General Advocate of the European Court of Justice
- In office 28 November 2012 – 7 October 2019

Personal details
- Born: 31 January 1961 (age 65) Stockholm, Sweden
- Spouse: Marianne Wahl
- Children: 2 daughters

= Nils Wahl =

Swedish jurist and lawyer

Nils Robert Wahl (born 31 January 1961 in Stockholm) is a Swedish jurist, lawyer, and former judge of the European Court of Justice in 2019 to 2024. He was a judge at the Tribunal from 2006 to 2012, and was the and Advocate General at the Court from 2012 to 2019.

==Biography==

Wahl was born in Stockholm in 1961. He earned an LL.M. in 1987 and a PhD in 1995 from the Stockholm University. Wahl defended the thesis "Competition conditions: on the relationship between EC competition law and national competition law" in 1994. He was installed as professor of European integration law in 2001.

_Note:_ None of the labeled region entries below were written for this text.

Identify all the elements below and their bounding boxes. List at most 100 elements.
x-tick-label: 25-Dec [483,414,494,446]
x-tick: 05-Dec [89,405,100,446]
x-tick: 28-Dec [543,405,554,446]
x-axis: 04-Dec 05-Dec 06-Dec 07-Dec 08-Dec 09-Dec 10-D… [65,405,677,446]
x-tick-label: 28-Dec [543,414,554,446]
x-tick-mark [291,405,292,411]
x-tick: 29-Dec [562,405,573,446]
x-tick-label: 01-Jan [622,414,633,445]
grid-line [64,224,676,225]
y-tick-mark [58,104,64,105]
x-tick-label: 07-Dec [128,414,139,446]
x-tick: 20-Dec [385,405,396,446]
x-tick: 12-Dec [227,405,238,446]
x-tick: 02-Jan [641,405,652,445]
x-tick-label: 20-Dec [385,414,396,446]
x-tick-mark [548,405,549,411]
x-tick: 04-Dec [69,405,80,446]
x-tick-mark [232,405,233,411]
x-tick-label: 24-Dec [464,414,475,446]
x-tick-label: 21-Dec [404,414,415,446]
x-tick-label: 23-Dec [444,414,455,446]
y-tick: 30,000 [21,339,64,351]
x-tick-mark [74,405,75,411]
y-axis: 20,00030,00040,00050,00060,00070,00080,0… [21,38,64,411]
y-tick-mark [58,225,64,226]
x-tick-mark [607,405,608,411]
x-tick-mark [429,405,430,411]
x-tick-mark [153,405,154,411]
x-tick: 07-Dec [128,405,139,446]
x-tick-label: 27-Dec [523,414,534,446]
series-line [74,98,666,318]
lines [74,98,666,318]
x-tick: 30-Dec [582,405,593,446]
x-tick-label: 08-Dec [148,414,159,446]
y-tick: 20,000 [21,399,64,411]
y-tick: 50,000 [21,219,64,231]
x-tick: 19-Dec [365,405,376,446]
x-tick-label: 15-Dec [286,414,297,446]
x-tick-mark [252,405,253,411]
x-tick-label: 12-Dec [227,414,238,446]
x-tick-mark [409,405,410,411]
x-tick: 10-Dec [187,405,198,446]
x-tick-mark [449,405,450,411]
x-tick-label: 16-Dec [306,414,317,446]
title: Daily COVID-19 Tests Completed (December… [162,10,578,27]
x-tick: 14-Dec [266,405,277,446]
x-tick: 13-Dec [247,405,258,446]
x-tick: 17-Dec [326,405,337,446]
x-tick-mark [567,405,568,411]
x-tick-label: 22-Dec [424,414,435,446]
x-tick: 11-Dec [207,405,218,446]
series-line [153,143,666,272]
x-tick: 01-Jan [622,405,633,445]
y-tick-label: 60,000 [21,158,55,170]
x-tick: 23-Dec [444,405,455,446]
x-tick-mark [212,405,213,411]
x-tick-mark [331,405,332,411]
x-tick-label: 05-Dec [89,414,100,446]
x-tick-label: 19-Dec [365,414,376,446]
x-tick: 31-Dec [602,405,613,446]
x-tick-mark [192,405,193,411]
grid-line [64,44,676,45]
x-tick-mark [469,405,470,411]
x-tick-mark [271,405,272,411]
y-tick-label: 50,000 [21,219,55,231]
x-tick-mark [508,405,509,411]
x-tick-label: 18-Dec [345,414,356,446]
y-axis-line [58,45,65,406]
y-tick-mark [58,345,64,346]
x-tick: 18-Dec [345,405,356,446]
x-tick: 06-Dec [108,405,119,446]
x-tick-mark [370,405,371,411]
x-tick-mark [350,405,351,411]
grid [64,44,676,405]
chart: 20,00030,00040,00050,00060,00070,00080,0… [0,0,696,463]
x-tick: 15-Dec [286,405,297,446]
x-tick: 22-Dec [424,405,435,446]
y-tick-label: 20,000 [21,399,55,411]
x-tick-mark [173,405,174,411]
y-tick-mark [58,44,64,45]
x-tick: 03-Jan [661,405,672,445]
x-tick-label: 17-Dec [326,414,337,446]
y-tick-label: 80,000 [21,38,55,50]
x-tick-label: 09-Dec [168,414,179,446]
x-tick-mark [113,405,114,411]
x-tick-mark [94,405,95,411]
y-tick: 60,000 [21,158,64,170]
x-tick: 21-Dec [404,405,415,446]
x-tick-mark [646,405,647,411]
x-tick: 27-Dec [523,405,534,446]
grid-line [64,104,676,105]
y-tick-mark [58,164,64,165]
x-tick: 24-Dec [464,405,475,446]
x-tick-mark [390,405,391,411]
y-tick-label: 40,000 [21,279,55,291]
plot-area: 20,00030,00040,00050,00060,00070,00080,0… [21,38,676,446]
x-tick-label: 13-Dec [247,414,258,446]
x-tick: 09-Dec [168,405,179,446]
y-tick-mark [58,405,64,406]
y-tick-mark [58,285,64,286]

Wahl has had several assignments as an expert in competition law, including the fight against cartels and review of Swedish competition legislation. He participated in the investigative work before Sweden's entry into the EU and was a member of the Council for Competition until it was dissolved. Wahl was CEO of the Foundation for Faculty Courses at Stockholm University between 1993 and 2004.

At the 2001 legal meeting, he was awarded the Tore Almén prize for the work "Competitive damage. Liability for damages in the event of a breach of EC competition rules and the Swedish Competition Act."

On 27 April 2006, the government announced that it had nominated Wahl as a new Swedish judge at the tribunal within the European Court of Justice. On 25 April 2012, he was appointed Advocate General by the representatives of the governments of the Member States for the period from 7 October 2012 to 6 October 2018. On 28 November 2012, he took his oath as Advocate General before the Court.

In 2019, Wahl was appointed as a judge in the European Court of Justice, and took oath to the court on 7 October.

==Family==

He lives at Hadeholm's manor outside Gävle with his wife Marianne Wahl. They have two daughters.